On 2 January 1920 Vigers took off from Glen Huntly to fly to various resorts around Port Phillip. In the passenger seat was Phillip Roff Nunn, an 18-year-old student from Elsternwick. However, on approaching Mornington, his engine failed. Vigers attempted a forced landing, but in avoiding crowds on the ground, hit telegraph wires, flipping the aircraft over, and smashing it into the ground. The two men were extricated from the wreckage, but Nunn died from his injuries a few days later. At the inquest it was proved that a fractured piston had caused the accident, and that Vigers was in no way to blame. By June Vigers had recovered from his injuries, and took his Sopwith Gnu with three passengers to an altitude of 15200 ft, setting an Australian record for an aeroplane carrying more than one person. In August Vigers set off in his Sopwith Gnu on a two-week tour of Victoria with Howard Jolley and Dr J. Webb from the Life Insurance Company of Australia as passengers. However, on 2 August, while taking off from Kerang, the aircraft crashed. Fortunately no one was injured.

In mid-March 1923 Vigers flew the last of the Avro aeroplanes built by the Australian Aircraft & Engineering Company from Sydney to Melbourne. In May Vigers was surveying an air route from Adelaide to Sydney via Melbourne on behalf of the Defence Department. He and Air Mechanic G. Held successfully flew their Airco DH.9 from Sydney to Adelaide, but on the return flight crashed at Jerrawa near Yass.

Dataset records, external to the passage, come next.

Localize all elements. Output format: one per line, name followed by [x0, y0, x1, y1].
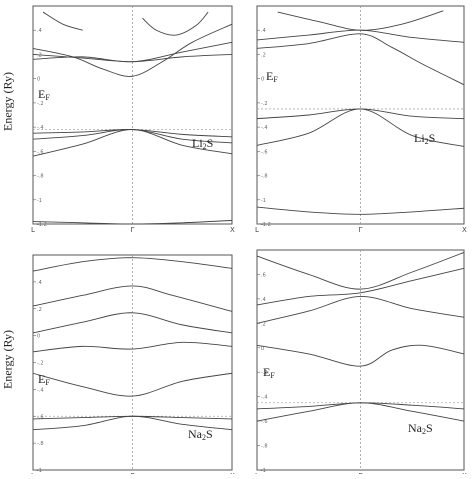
fermi-label: EF	[263, 365, 275, 380]
compound-label-tail: S	[206, 427, 213, 441]
y-tick-label: .6	[261, 272, 266, 278]
band-line	[142, 11, 209, 36]
y-tick-label: .4	[37, 28, 42, 34]
band-line	[32, 341, 233, 353]
k-point-label: L	[255, 226, 259, 234]
fermi-label-sub: F	[45, 378, 50, 387]
y-tick-label: 0	[37, 77, 40, 83]
compound-label-tail: S	[426, 421, 433, 435]
y-tick-label: -.6	[37, 149, 44, 155]
y-tick-label: -.8	[261, 444, 268, 450]
band-line	[256, 33, 465, 86]
band-line	[32, 415, 233, 420]
compound-label: Na2S	[188, 427, 213, 442]
band-panel-1: .4 .2 0 -.2 -.4 -.6 -.8 -1 -1.2L Γ X EF Li2S	[31, 5, 235, 234]
y-tick-label: -.6	[37, 414, 44, 420]
k-point-label: Γ	[359, 226, 363, 234]
band-line	[32, 219, 233, 225]
k-point-label: Γ	[131, 226, 135, 234]
y-tick-label: .2	[261, 52, 266, 58]
band-line	[256, 402, 465, 410]
y-axis-label-top: Energy (Ry)	[0, 72, 15, 131]
y-tick-label: -.6	[261, 419, 268, 425]
y-tick-label: -1	[261, 468, 266, 474]
y-tick-label: .4	[261, 28, 266, 34]
band-panel-4: .6.4.20-.2-.4-.6-.8-1LΓXEFNa2S	[255, 249, 467, 479]
band-line	[32, 372, 233, 397]
fermi-label-sub: F	[273, 75, 278, 84]
band-line	[256, 267, 465, 306]
y-axis-label-bottom: Energy (Ry)	[0, 330, 15, 389]
y-tick-label: -1.2	[261, 222, 271, 228]
band-line	[277, 10, 444, 31]
compound-label-sub: 2	[203, 142, 207, 151]
y-tick-label: -.4	[261, 125, 268, 131]
y-tick-label: -.2	[37, 101, 44, 107]
y-tick-label: .4	[37, 280, 42, 286]
y-tick-label: -.4	[261, 395, 268, 401]
y-tick-label: -.4	[37, 387, 44, 393]
y-tick-label: 0	[261, 346, 264, 352]
band-line	[256, 344, 465, 367]
compound-label-sub: 2	[422, 427, 426, 436]
y-tick-label: -.8	[37, 441, 44, 447]
band-line	[32, 23, 233, 77]
band-line	[256, 252, 465, 290]
y-tick-label: .2	[37, 307, 42, 313]
y-tick-label: -1	[37, 198, 42, 204]
band-line	[42, 11, 83, 31]
fermi-label: EF	[38, 87, 50, 102]
y-tick-label: .4	[261, 297, 266, 303]
y-tick-label: -.2	[37, 361, 44, 367]
fermi-label: EF	[266, 69, 278, 84]
y-tick-label: -.4	[37, 125, 44, 131]
y-tick-label: 0	[261, 77, 264, 83]
compound-label: Na2S	[408, 421, 433, 436]
compound-label-tail: S	[207, 136, 214, 150]
y-tick-label: -.2	[261, 370, 268, 376]
band-line	[256, 206, 465, 215]
y-tick-label: -.8	[37, 174, 44, 180]
y-tick-label: -.2	[261, 101, 268, 107]
compound-label: Li2S	[414, 131, 435, 146]
band-line	[256, 295, 465, 324]
fermi-label-sub: F	[45, 93, 50, 102]
band-line	[32, 312, 233, 334]
y-tick-label: .2	[37, 52, 42, 58]
y-tick-label: 0	[37, 334, 40, 340]
k-point-label: X	[462, 226, 467, 234]
compound-label: Li2S	[192, 136, 213, 151]
band-line	[32, 129, 233, 138]
compound-label-tail: S	[429, 131, 436, 145]
y-tick-label: -1	[37, 468, 42, 474]
band-line	[256, 108, 465, 120]
band-line	[32, 41, 233, 63]
k-point-label: L	[31, 226, 35, 234]
fermi-label-sub: F	[270, 371, 275, 380]
y-tick-label: -1.2	[37, 222, 47, 228]
fermi-label: EF	[38, 372, 50, 387]
compound-label-sub: 2	[202, 433, 206, 442]
y-tick-label: -.8	[261, 174, 268, 180]
band-line	[32, 285, 233, 312]
band-line	[256, 29, 465, 43]
y-tick-label: .2	[261, 321, 266, 327]
band-panel-3: .4.20-.2-.4-.6-.8-1LΓXEFNa2S	[31, 254, 235, 479]
band-panel-2: .4 .2 0 -.2 -.4 -.6 -.8 -1 -1.2L Γ X EF Li2S	[255, 5, 467, 234]
y-tick-label: -.6	[261, 149, 268, 155]
y-tick-label: -1	[261, 198, 266, 204]
band-line	[32, 257, 233, 272]
compound-label-sub: 2	[425, 137, 429, 146]
k-point-label: X	[230, 226, 235, 234]
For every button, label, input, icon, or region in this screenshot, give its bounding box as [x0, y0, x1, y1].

The aircraft was wrecked, but both men escaped with only minor injuries.

Vigers also worked for the Qantas Aerial Mail Service, until leaving in May 1924.

In November 1925 he was working for the West Australian Mail Service, taking part in the transportation by air of a body from Fitzroy Crossing on a 2000 mi flight to Perth, Western Australia, for burial.

Vigers married Marjorie Frances Vigers, of Kippington House, Sevenoaks, at St. Mary's Church, Kippington, Sevenoaks, Kent, on 10 August 1929.

He served in the Royal Australian Air Force during World War II.

Vigers died in Bunbury, Western Australia, in September 1968.